3. Em 26-02-2019, a Requerida AT veio juntar aos autos a sua resposta, que se dá por integralmente reproduzida. Não juntou processo administrativo (PA), por este não existir.
4. Em 03-04-2019, foi proferido nos autos despacho arbitral, para as partes se pronunciarem sobre a possibilidade de dispensa de realização da reunião prevista no artigo 18º do RJAT, e, em 17-04-2019 foi proferido despacho arbitral, cuja fundamentação se dá por integralmente reproduzida, a dispensar a realização da reunião prevista no artigo 18º do RJAT, dada a ausência de prova testemunhal a produzir e a evidência da natureza das questões suscitadas pelas partes, que se configuram como questões exclusivamente de direito, pelo que o processo se encontrava em condições de prosseguir para alegações escritas, facultativas e decisão final. Nesta conformidade, o tribunal arbitral, no mesmo despacho, facultou às partes a possibilidade de apresentarem as suas alegações escritas, fixando o prazo de 15 dias, igual e sucessivo, para esse efeito. No mesmo despacho foram as partes notificadas do prazo provável de prolação da decisão arbitral, até ao termo do prazo fixado no artigo 21º do RJAT e do prazo de pagamento da taxa de justiça subsequente, a efetuar até 10 dias antes do prazo de prolação da decisão.
5. A Requerente juntou as suas alegações escritas em 06-05-2019 e a Requerida juntou as suas alegações em 24-05-2019. Em 04-07-2019 foi ainda proferido despacho arbitral a solicitar às partes o envio dos respetivos ficheiros informáticos, no âmbito do princípio da colaboração, e foi fixada data para prolação da decisão arbitral até 24-07-2019.
6. Os Requerentes pagaram a taxa de justiça subsequente em 08-07-2019.
B) DO PEDIDO FORMULADO PELA REQUERENTE:
7. A Requerente vem no presente pedido arbitral pretende a declaração de ilegalidade da liquidação de IRS referente ao ano de 2017 e a sua anulação, no todo ou em parte, bem assim como a restituição do imposto pago a mais pela requerente acrescido dos juros indemnizatórios devidos, nos termos previstos nos artigos 43º e 100º da LGT, desde a data do pagamento até efetivo reembolso. Alega, em síntese, que este ato tributário enferma de vício de violação de lei, porquanto no apuramento do seu rendimento coletável, a AT não aplicou a regra constante do artigo 43.º, n.º 2, do CIRS, que prevê a redução para metade do ganho resultante das mais-valias geradas pela alineação onerosa do direito de propriedade.

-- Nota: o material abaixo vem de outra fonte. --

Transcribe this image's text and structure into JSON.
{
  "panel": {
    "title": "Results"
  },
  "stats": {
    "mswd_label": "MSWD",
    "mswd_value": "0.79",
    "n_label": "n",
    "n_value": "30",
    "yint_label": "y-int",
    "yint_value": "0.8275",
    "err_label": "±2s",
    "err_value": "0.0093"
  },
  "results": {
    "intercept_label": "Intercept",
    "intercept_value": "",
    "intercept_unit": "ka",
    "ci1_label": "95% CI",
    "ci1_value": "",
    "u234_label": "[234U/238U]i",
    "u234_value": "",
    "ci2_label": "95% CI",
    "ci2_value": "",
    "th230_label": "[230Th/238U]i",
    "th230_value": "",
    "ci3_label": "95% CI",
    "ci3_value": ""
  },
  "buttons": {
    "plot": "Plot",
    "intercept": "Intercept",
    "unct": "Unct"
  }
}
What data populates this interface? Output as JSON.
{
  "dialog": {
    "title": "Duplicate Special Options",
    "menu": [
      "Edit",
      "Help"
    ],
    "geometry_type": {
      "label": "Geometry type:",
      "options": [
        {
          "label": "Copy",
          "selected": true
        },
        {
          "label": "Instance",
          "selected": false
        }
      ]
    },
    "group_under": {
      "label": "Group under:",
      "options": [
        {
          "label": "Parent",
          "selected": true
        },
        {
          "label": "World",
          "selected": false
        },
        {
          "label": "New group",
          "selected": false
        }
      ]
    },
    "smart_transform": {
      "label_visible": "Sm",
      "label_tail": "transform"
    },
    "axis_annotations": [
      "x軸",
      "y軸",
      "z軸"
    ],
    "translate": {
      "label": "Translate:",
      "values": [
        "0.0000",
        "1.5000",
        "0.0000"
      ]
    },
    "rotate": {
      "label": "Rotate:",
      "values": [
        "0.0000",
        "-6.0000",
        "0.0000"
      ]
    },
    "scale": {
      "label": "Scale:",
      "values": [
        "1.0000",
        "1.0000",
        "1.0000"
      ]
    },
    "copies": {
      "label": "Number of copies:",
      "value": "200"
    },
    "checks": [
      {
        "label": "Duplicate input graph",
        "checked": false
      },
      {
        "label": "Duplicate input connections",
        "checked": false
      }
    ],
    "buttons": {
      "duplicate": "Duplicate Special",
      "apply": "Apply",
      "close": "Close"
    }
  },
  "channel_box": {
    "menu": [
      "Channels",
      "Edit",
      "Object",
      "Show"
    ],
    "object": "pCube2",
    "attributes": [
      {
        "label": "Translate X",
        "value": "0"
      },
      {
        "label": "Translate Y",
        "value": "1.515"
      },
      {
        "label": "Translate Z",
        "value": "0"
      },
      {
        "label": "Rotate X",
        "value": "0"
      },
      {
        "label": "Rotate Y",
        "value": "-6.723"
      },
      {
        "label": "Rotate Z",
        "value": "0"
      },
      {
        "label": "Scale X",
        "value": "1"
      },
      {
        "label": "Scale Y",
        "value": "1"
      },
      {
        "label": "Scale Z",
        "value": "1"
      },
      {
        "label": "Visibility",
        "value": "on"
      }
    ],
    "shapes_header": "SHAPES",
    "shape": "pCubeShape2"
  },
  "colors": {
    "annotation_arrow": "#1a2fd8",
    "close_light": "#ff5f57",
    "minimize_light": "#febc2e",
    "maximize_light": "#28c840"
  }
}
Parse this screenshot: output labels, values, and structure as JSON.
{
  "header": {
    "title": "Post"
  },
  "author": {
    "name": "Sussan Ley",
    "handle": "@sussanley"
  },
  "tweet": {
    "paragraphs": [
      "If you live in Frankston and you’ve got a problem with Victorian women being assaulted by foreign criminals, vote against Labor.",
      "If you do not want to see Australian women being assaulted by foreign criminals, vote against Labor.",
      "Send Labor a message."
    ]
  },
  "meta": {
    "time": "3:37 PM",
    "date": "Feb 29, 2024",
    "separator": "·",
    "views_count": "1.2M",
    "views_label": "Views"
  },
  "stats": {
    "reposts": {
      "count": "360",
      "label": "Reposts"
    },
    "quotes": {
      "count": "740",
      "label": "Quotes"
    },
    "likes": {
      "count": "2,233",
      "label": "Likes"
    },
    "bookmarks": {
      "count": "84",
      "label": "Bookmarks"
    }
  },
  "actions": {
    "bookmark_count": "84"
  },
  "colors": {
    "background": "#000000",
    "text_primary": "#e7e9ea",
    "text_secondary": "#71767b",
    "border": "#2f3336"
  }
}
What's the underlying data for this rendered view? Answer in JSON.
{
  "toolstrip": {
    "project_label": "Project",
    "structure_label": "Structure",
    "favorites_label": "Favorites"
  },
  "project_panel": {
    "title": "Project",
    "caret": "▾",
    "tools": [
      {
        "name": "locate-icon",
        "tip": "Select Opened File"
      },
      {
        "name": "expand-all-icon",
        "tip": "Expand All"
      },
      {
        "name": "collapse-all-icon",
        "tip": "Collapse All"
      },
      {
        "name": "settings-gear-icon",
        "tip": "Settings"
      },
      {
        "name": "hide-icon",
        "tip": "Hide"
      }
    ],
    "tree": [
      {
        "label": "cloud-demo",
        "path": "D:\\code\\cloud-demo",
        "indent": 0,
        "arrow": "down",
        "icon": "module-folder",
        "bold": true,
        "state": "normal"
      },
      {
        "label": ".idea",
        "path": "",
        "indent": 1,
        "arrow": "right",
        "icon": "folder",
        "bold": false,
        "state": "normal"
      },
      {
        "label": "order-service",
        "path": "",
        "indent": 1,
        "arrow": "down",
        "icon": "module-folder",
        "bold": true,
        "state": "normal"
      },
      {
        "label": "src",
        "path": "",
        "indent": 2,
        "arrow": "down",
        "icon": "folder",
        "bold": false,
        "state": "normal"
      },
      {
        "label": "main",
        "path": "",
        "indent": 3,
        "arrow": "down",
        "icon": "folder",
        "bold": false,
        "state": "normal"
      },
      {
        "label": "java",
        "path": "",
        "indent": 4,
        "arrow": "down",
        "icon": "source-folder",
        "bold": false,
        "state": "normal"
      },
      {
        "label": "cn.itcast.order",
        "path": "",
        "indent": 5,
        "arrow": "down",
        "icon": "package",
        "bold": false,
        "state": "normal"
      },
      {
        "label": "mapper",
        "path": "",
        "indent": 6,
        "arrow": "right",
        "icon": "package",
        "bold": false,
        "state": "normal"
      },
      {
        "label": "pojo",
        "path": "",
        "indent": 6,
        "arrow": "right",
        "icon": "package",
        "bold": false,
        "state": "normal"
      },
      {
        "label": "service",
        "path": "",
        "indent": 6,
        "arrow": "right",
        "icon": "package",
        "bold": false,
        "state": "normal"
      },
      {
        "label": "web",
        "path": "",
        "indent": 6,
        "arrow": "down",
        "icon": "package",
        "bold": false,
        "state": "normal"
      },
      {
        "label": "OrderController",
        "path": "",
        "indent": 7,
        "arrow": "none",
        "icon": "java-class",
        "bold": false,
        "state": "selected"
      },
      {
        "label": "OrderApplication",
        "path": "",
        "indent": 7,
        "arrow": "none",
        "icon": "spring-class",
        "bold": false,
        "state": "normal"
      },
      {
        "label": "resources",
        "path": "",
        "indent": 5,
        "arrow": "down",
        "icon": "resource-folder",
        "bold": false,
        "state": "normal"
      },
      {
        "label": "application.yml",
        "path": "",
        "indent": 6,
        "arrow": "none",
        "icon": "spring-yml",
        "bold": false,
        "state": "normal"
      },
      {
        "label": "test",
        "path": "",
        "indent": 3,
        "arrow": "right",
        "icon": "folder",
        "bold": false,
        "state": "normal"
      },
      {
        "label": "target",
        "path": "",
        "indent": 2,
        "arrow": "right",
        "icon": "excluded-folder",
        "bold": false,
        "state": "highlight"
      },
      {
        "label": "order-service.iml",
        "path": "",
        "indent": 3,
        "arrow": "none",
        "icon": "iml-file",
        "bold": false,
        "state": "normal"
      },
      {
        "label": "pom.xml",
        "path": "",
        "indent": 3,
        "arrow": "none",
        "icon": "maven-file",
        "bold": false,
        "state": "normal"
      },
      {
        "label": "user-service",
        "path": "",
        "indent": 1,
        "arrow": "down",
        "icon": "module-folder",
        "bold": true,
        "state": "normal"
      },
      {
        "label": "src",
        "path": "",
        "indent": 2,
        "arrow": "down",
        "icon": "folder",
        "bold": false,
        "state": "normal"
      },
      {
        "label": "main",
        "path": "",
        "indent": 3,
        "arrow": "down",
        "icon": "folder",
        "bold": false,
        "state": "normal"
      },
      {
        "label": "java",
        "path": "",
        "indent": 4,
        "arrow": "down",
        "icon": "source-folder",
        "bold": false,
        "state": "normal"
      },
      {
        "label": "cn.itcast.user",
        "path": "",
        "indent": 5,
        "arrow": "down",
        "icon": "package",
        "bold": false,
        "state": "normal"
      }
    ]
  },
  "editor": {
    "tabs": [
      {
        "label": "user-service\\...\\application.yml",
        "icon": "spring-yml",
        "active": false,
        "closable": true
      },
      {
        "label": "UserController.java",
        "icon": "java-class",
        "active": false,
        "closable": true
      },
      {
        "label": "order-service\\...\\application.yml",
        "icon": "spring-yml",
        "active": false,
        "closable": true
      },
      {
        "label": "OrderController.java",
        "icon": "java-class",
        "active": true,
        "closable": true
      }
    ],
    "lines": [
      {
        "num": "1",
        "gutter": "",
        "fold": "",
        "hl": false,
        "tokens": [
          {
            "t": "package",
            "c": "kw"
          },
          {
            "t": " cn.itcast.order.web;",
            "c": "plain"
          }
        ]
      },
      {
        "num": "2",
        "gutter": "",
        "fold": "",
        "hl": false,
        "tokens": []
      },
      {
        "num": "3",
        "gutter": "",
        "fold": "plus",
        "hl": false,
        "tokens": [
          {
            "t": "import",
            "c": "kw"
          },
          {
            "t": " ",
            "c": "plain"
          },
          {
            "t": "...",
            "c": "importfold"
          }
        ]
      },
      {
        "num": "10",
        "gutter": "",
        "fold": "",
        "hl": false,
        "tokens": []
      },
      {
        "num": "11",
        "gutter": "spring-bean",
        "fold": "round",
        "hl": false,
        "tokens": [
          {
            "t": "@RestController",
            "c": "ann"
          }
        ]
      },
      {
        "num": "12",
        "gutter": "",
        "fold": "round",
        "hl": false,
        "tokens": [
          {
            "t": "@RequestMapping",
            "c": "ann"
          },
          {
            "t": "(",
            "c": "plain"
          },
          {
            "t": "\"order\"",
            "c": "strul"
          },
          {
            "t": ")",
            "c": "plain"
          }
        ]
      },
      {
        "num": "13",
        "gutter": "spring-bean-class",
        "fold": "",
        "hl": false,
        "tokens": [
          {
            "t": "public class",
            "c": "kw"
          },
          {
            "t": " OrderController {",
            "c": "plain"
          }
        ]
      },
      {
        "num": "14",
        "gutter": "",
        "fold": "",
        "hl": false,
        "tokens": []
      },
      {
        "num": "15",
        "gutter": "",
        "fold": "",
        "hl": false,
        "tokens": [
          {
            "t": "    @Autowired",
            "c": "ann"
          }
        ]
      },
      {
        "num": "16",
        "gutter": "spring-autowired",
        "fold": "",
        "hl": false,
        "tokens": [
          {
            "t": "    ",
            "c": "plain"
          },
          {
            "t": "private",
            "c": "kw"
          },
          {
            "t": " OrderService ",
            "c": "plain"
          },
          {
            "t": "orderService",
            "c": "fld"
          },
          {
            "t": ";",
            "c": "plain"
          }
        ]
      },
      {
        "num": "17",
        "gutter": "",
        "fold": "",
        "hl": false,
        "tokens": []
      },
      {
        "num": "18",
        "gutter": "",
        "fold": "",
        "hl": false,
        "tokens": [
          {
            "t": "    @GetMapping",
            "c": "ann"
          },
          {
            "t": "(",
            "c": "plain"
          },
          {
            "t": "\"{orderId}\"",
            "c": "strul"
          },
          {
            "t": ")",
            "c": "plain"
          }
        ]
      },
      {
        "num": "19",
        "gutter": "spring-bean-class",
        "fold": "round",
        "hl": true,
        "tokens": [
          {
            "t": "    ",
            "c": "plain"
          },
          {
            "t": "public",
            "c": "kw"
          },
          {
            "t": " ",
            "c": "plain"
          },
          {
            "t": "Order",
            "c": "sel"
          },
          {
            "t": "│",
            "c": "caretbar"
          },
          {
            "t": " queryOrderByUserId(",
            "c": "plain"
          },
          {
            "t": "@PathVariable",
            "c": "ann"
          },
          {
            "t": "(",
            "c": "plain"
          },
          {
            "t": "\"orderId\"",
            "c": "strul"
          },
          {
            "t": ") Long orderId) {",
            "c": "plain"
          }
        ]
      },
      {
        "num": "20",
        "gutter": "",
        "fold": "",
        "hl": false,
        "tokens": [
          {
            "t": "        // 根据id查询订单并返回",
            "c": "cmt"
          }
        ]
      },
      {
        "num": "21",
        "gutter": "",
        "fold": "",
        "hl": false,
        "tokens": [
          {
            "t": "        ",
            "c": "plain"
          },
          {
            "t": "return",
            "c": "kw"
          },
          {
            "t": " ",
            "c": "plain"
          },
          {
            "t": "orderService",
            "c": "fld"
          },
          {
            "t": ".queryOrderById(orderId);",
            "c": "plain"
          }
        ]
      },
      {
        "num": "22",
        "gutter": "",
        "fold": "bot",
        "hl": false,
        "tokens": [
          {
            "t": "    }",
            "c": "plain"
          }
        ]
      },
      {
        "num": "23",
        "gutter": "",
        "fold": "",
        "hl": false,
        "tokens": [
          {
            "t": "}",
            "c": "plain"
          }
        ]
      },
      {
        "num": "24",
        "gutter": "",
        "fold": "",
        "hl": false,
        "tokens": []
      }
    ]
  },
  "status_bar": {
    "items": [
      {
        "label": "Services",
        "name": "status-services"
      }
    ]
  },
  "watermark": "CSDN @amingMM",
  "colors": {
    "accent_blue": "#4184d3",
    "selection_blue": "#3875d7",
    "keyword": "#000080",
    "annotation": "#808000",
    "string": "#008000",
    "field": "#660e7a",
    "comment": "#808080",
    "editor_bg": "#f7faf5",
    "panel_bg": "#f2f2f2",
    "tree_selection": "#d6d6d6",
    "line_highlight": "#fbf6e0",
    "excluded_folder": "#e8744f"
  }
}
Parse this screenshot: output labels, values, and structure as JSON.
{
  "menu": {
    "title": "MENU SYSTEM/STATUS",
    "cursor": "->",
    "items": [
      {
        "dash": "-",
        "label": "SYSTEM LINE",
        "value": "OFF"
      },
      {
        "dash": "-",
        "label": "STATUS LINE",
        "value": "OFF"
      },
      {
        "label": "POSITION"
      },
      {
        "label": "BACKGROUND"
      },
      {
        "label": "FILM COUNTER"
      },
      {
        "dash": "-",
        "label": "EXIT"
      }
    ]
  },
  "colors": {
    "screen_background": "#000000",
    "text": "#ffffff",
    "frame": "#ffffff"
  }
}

8. Segundo a Requerente o entendimento da AT, subjacente aos atos impugnados, assenta numa interpretação e aplicação do n.º 2, do artigo 43.º, do CIRS, no sentido de excluir da limitação da incidência do imposto a 50% (cinquenta por cento) as mais-valias resultantes da alienação onerosa de direitos reais sobre bens imóveis situados em Portugal, realizadas por um sujeito passivo residente noutro Estado membro da União Europeia, limitando aquela incidência do imposto unicamente a sujeitos passivos residentes em território português, consubstancia uma violação do atual artigo 63.º, do Tratado sobre o Funcionamento da União Europeia (TFUE), que corresponde ao artigo 56.º, do Tratado que institui a Comunidade Europeia, por se traduzir num regime fiscal discriminatório para os residentes noutro Estado membro da União Europeia. Alega, em suma, que o artigo 43º, nº 2 do CIRS, ao estabelecer um regime diferenciado para tributação das mais-valias realizadas por residentes e não residentes em território nacional, estabelece uma discriminação inaceitável à luz do disposto no artigo 56º do Tratado da União Europeia, quando aplicado a residentes noutro estado membro que realizem mais-valias decorrentes da alienação de imóveis situados em Portugal. Assim, entendem os Requerentes que a liquidação impugnada é ilegal, porquanto tem a sua origem na aplicação do disposto no artigo 43º, nº 2 do CIRS, do qual resultou, no caso concreto, a aplicação da taxa de IRS sobre a totalidade da mais-valia e não apenas sobre 50%, apenas porque os Requerentes sendo residentes noutro Estado da União Europeia não cumprem o pressuposto previsto na norma legal em causa. Invoca, em favor do seu entendimento, jurisprudência diversa, quer arbitral quer dos nossos Tribunais superiores, bem assim como do TJUE.
C – A RESPOSTA DA REQUERIDA
9. A Requerida AT, devidamente notificada para o efeito, apresentou tempestivamente a sua resposta na qual pugna pela manutenção na ordem jurídica do ato impugnado. Consente que os factos alegados pela Requerente nos artigos 1º a 12º do pedido arbitral são verdadeiros, apenas com a menção de ter sido restituído à Requerente o montante de € 3.296,43. transferido para a Requerente a 26-11-2018, data posterior à entrada do presente pedido no CAAD.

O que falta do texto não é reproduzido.